Andrew Harrod, a Middle East Forum Campus Watch Fellow, told The College Fix that influences from agenda-driven faculty and funding sources have corrupted the ACMCU’s work.
“Despite whatever established credentials such institutions might have, their scholarly endeavors concerning Islam have degenerated into one-sided diatribes against the West and Israel,” he said.
He pointed out that “Islam never receives the slightest criticism,” and highlighted figures such as Professor Jonathan AC Brown, who was removed from his position as department chair for what was perceived as a pro-Iran, anti-America post earlier this year.
He also told The Fix that the whitewashing of Islam is a problem within American higher education at large.
“Such nefarious funding influence is of a piece with organizations like the Council on American-Islamic Relations (CAIR) trying to control narratives on Islam in academia and beyond,” he said.
“CAIR, for example, launched a lawsuit against Arizona community college professor Nicholas Damask in 2021 when his course material raised too many troubling questions about Islamic doctrine and violence,” Harrod told The Fix.
“The pattern is clear: command all societal cultural controlling heights in order to stigmatize all critical inquiry into Islam as bigoted ‘Islamophobia,’” Harrod said.
The Georgetown center has also consistently accepted donations from other foreign sources.

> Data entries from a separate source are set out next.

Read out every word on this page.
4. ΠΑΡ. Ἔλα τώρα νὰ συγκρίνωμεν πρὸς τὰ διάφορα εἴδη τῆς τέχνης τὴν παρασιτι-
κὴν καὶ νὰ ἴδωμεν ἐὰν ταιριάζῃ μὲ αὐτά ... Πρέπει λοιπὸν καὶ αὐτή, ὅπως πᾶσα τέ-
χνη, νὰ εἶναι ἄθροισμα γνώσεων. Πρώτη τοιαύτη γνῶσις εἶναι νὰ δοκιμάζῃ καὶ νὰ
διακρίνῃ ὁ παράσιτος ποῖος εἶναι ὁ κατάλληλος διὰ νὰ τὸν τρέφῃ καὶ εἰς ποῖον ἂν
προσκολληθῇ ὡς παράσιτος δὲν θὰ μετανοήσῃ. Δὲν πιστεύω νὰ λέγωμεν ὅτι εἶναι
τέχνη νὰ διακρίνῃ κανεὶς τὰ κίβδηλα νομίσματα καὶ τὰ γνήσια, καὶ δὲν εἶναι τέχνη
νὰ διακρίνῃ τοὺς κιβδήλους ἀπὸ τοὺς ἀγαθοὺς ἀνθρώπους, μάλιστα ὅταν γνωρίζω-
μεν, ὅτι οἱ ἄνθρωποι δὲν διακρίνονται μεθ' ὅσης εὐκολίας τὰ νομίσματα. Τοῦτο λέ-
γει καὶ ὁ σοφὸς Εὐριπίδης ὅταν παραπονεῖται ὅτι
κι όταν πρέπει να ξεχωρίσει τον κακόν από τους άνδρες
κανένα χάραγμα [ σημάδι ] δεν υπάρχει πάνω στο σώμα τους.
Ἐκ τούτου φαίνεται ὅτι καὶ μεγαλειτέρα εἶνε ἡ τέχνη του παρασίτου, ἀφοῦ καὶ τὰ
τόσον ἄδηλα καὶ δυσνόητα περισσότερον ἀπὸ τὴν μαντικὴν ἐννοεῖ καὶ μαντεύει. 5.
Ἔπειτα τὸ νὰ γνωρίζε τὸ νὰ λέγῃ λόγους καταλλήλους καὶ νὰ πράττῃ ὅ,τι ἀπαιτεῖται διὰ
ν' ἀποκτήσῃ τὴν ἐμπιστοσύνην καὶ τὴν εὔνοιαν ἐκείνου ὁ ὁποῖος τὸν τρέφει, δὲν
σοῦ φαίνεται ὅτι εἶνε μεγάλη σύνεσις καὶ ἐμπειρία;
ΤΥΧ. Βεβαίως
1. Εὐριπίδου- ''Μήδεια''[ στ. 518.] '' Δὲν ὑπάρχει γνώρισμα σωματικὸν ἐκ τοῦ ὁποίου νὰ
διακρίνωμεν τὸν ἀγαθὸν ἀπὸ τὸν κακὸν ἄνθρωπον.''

A 2025 Institute for the Study of Global Antisemitism and Policy report found that the center had received over a billion dollars from the government of Qatar since 2005, in part to build an international satellite campus there. Qatar holds Islam as the state religion and bases much of its legislation on Sharia law.
Charles Asher Small, founding director and president of the institute, told the Jewish News Syndicate that this is an exercise of “soft power.”

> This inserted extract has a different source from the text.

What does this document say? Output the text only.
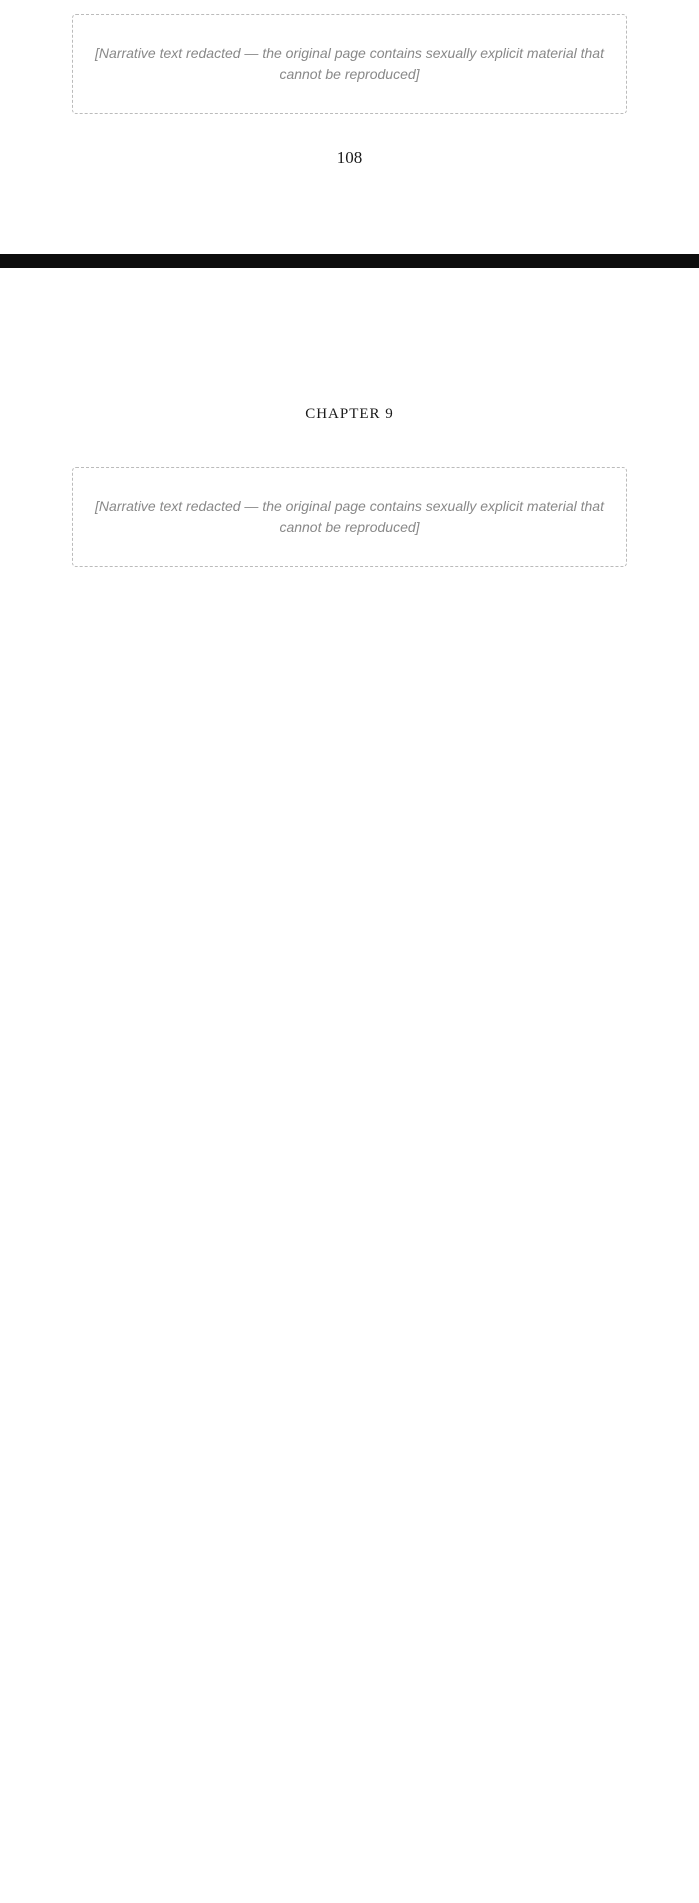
[Narrative text redacted — the original page contains sexually explicit material that cannot be reproduced]

108
CHAPTER 9

[Narrative text redacted — the original page contains sexually explicit material that cannot be reproduced]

“The big takeaway is that we found $1 billion of soft power from the Qatari regime that goes into one of the most important universities in the United States, and if not the world,” he said.
In 2005, the center accepted a $20 million gift from Saudi prince and investor Alwaleed Bin Talal. Bin Talal is considered a prominent progressive voice in Saudi Arabia, especially concerning women’s rights.

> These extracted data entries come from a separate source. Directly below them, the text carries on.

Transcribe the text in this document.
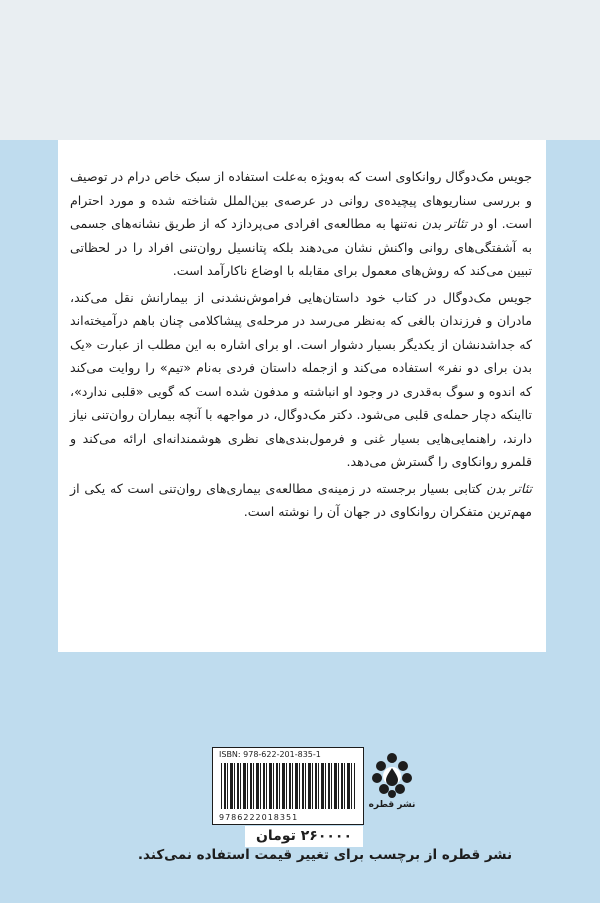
جویس مک‌دوگال روانکاوی است که به‌ویژه به‌علت استفاده از سبک خاص درام در توصیف و بررسی سناریوهای پیچیده‌ی روانی در عرصه‌ی بین‌الملل شناخته شده و مورد احترام است. او در تئاتر بدن نه‌تنها به مطالعه‌ی افرادی می‌پردازد که از طریق نشانه‌های جسمی به آشفتگی‌های روانی واکنش نشان می‌دهند بلکه پتانسیل روان‌تنی افراد را در لحظاتی تبیین می‌کند که روش‌های معمول برای مقابله با اوضاع ناکارآمد است.

جویس مک‌دوگال در کتاب خود داستان‌هایی فراموش‌نشدنی از بیمارانش نقل می‌کند، مادران و فرزندان بالغی که به‌نظر می‌رسد در مرحله‌ی پیشاکلامی چنان باهم درآمیخته‌اند که جداشدنشان از یکدیگر بسیار دشوار است. او برای اشاره به این مطلب از عبارت «یک بدن برای دو نفر» استفاده می‌کند و ازجمله داستان فردی به‌نام «تیم» را روایت می‌کند که اندوه و سوگ به‌قدری در وجود او انباشته و مدفون شده است که گویی «قلبی ندارد»، تااینکه دچار حمله‌ی قلبی می‌شود. دکتر مک‌دوگال، در مواجهه با آنچه بیماران روان‌تنی نیاز دارند، راهنمایی‌هایی بسیار غنی و فرمول‌بندی‌های نظری هوشمندانه‌ای ارائه می‌کند و قلمرو روانکاوی را گسترش می‌دهد.

تئاتر بدن کتابی بسیار برجسته در زمینه‌ی مطالعه‌ی بیماری‌های روان‌تنی است که یکی از مهم‌ترین متفکران روانکاوی در جهان آن را نوشته است.

ISBN: 978-622-201-835-1
9786222018351
نشر قطره
۲۶۰۰۰۰ تومان
نشر قطره از برچسب برای تغییر قیمت استفاده نمی‌کند.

“Bridging understanding between East and West is important for peace and tolerance,” Bin Talal said in a statement provided by Harvard at the time, to which he donated another $20 million.
Further, the center accepted $1 million from the International Institute for Islamic Thought in 2017. This funding has supported one of the center’s largest projects, the Bridge Initiative, which claims to “disseminate original and accessible research to inform the general public about Islamophobia.”
In July, the Center for Muslim-Christian Understanding was the focus of testimony before the House Committee on Education and Workforce as part of an investigation into antisemitism at prominent American universities.
“A global orientation is in the DNA of Georgetown’s Jesuit mission,” GU president Robert Groves said at the time.
“We respect the cultures in which we work and follow their laws, but the mission of faith-based dialogue addressing the important questions facing each human and building people for others remains constant,” he said.